More than 1.3 tons of ivory, in a total of 569 pieces, worth nearly 1.4 million US Dollars, was detected in a container declared as sunflower seeds and plastic waste. Only last month were two shipments of blood ivory detected in one day, making it a record haul but prompting an initial series of denials from Tanzanian officials, until arrest warrants were issued through Interpol for at least 3 individuals resident in Tanzania, asking yet more questions on the country’s ability to stem poaching. Earlier in the year were several wildlife officials sacked and demoted as a result of the role they played in illegal wildlife exports and it is understood from a reliable source in Dar es Salaam, that no nonsense Minister for Natural Resources and Tourism, Ambassador Kagesheki, is leaving no stone unturned at present to have a new anti poaching strategy developed and put into place.
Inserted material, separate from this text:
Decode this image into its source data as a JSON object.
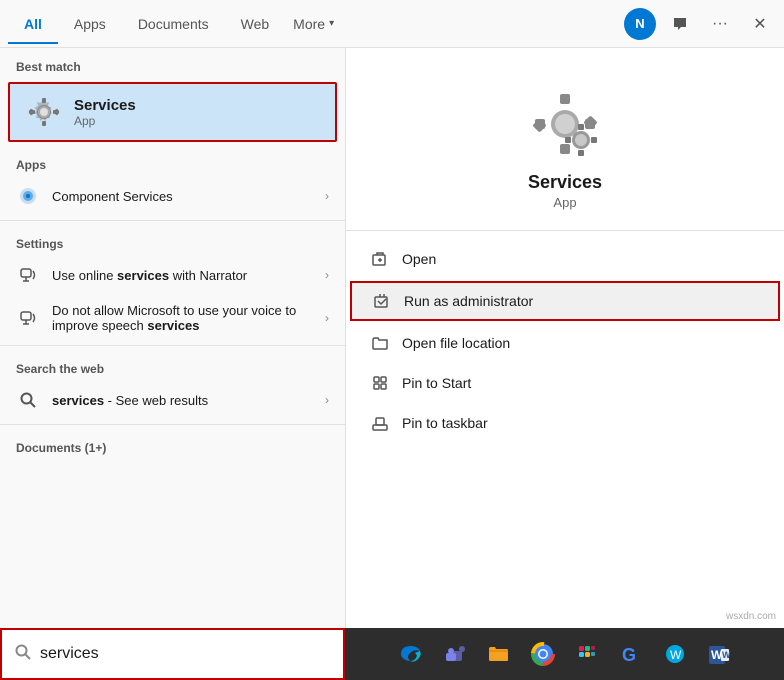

Tanzania has applied to CITES for the one off sale of over 100 tons of what they describe ‘legal’ ivory to raise funds for anti poaching activities and seems set to commit the entire proceeds to the purpose of wildlife conservation and management this time, unlike at the last CITES Conference when there was some deliberate vagueness in the proposal how any funds would be spent. At the time did the CITES Secretariat also compile a report about the state of affairs in Tanzania vis a vis wildlife smuggling and poaching. Compared to 2 years ago, the number of elephant now killed every day is estimated to be in excess of 30, mostly in the Selous Game Reserve, the Mikumi National Park and in fact across the country, which has seriously impacted on Tanzania’s standing in the international arena. This latest find of blood ivory will only fuel demands that the time for words has gone and that some major new initiative to combat the commercial style slaughter of elephant for their tusks is now needed, or else the last big herds of elephant will soon only be found in film and books as narratives but no longer in free range.
Watch this space.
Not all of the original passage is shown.